MLA for Hants West
- In office 1950–1963
- Preceded by: George B. Cole
- Succeeded by: Norman T. Spence

Personal details
- Born: December 12, 1893 Upper Falmouth, Nova Scotia
- Died: October 17, 1988 (aged 94) Windsor, Nova Scotia
- Party: Progressive Conservative
- Occupation: businessman

= George Henry Wilson =

Canadian politician

George Henry Wilson (December 12, 1893 – October 17, 1988) was a Canadian politician. He represented the electoral district of Hants West in the Nova Scotia House of Assembly from 1950 to 1963. He was a member of the Progressive Conservative Party of Nova Scotia.

Born in 1893 at Upper Falmouth, Nova Scotia, Wilson was educated at the Maritime Business College. He married Mabel Dorothy Beckman in 1926, and then Marjorie Mason in 1961. A businessman by career, Wilson was the manager of Falmouth Fruit Co-operative Ltd., and president of Evangeline Broadcasting Corporation.

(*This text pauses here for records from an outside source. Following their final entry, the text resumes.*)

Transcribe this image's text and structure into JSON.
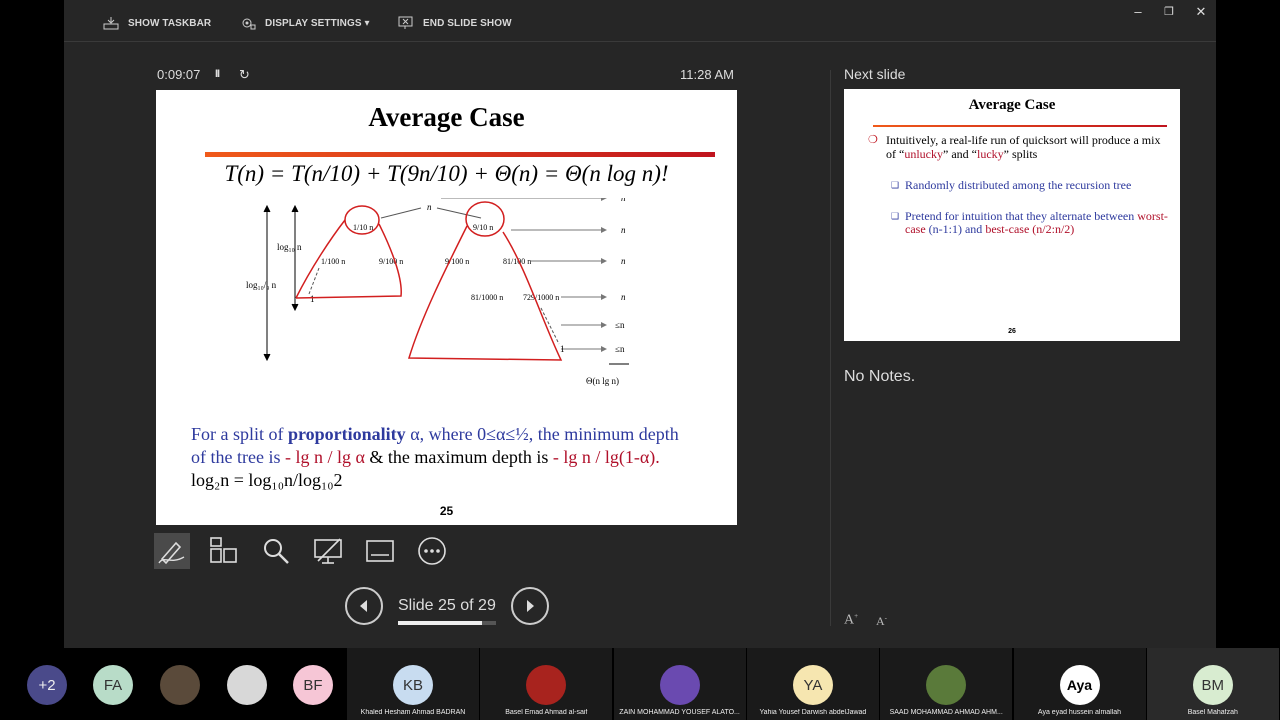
{
  "toolbar": {
    "show_taskbar": "SHOW TASKBAR",
    "display_settings": "DISPLAY SETTINGS ▾",
    "end_slide_show": "END SLIDE SHOW"
  },
  "window": {
    "minimize": "–",
    "restore": "❐",
    "close": "✕"
  },
  "timer": {
    "elapsed": "0:09:07",
    "pause": "II",
    "reset": "↻"
  },
  "clock": "11:28 AM",
  "current_slide": {
    "title": "Average Case",
    "formula": "T(n) = T(n/10) + T(9n/10) + Θ(n) = Θ(n log n)!",
    "para_1_a": "For a split of ",
    "para_1_b": "proportionality",
    "para_1_c": " α, where 0≤α≤½, the minimum depth",
    "para_2_a": "of the tree is ",
    "para_2_b": " - lg n / lg α ",
    "para_2_c": " & the maximum depth is ",
    "para_2_d": " - lg n / lg(1-α).",
    "para_3": "log₂n = log₁₀n/log₁₀2",
    "page_number": "25",
    "tree_labels": {
      "n_top": "n",
      "n_row": [
        "n",
        "n",
        "n",
        "n"
      ],
      "le_n": [
        "≤n",
        "≤n"
      ],
      "total": "Θ(n lg n)",
      "log10n": "log₁₀ n",
      "log109n": "log₁₀/₉ n",
      "one_left": "1",
      "one_right": "1",
      "frac_1_10": "1/10 n",
      "frac_9_10": "9/10 n",
      "frac_1_100": "1/100 n",
      "frac_9_100_a": "9/100 n",
      "frac_9_100_b": "9/100 n",
      "frac_81_100": "81/100 n",
      "frac_81_1000": "81/1000 n",
      "frac_729_1000": "729/1000 n"
    }
  },
  "tools": [
    "pen-tool",
    "see-all-slides",
    "zoom",
    "black-screen",
    "subtitles",
    "more-options"
  ],
  "navigation": {
    "counter": "Slide 25 of 29",
    "progress": 0.862
  },
  "next_panel": {
    "label": "Next slide",
    "title": "Average Case",
    "bullet_1_a": "Intuitively, a real-life run of quicksort will produce a mix of “",
    "bullet_1_b": "unlucky",
    "bullet_1_c": "” and “",
    "bullet_1_d": "lucky",
    "bullet_1_e": "” splits",
    "sub_1": "Randomly distributed among the recursion tree",
    "sub_2_a": "Pretend for intuition that they alternate between ",
    "sub_2_b": "worst-case",
    "sub_2_c": " (n-1:1) and ",
    "sub_2_d": "best-case",
    "sub_2_e": " (n/2:n/2)",
    "page_number": "26"
  },
  "notes": "No Notes.",
  "font_controls": {
    "increase": "A",
    "decrease": "A"
  },
  "participants": [
    {
      "initials": "+2",
      "color": "#4a4a8a"
    },
    {
      "initials": "FA",
      "color": "#b8dcc8"
    },
    {
      "initials": "",
      "color": "#5a4a3a"
    },
    {
      "initials": "",
      "color": "#d8d8d8"
    },
    {
      "initials": "BF",
      "color": "#f6c6d6"
    },
    {
      "initials": "KB",
      "name": "Khaled Hesham Ahmad BADRAN",
      "color": "#c8dcf0"
    },
    {
      "initials": "",
      "name": "Basel Emad Ahmad al-saif",
      "color": "#a8231e"
    },
    {
      "initials": "",
      "name": "ZAIN MOHAMMAD YOUSEF ALATO...",
      "color": "#6a4ab0"
    },
    {
      "initials": "YA",
      "name": "Yahia Yousef Darwish abdelJawad",
      "color": "#f6e6b0"
    },
    {
      "initials": "",
      "name": "SAAD MOHAMMAD AHMAD AHM...",
      "color": "#5a7a3a"
    },
    {
      "initials": "Aya",
      "name": "Aya eyad hussein almallah",
      "color": "#ffffff"
    },
    {
      "initials": "BM",
      "name": "Basel Mahafzah",
      "color": "#d8ecd0"
    }
  ]
}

Wilson first attempted to enter provincial politics in 1949, finishing 3 votes ahead of Liberal George B. Cole on election night, but the Liberals asked for a recount. On June 18, a recount resulted in a tie between Wilson and Cole which was broken when the returning officer cast the deciding vote for Cole, declaring him elected by one vote. In January 1950, Wilson appealed the election result to the Nova Scotia Supreme Court, where under the Nova Scotia Controverted Elections Act, the returning officer's decision was ruled an undue return and the election voided. A byelection was held on November 27, 1950, resulting in Wilson defeating Liberal William C. Dunlop by 806 votes. Wilson was re-elected in the 1953, 1956, and 1960 elections. From 1957 to 1963, Wilson served as Deputy Speaker of the House of Assembly. He did not reoffer in the 1963 election. Wilson died in 1988 at Windsor, Nova Scotia.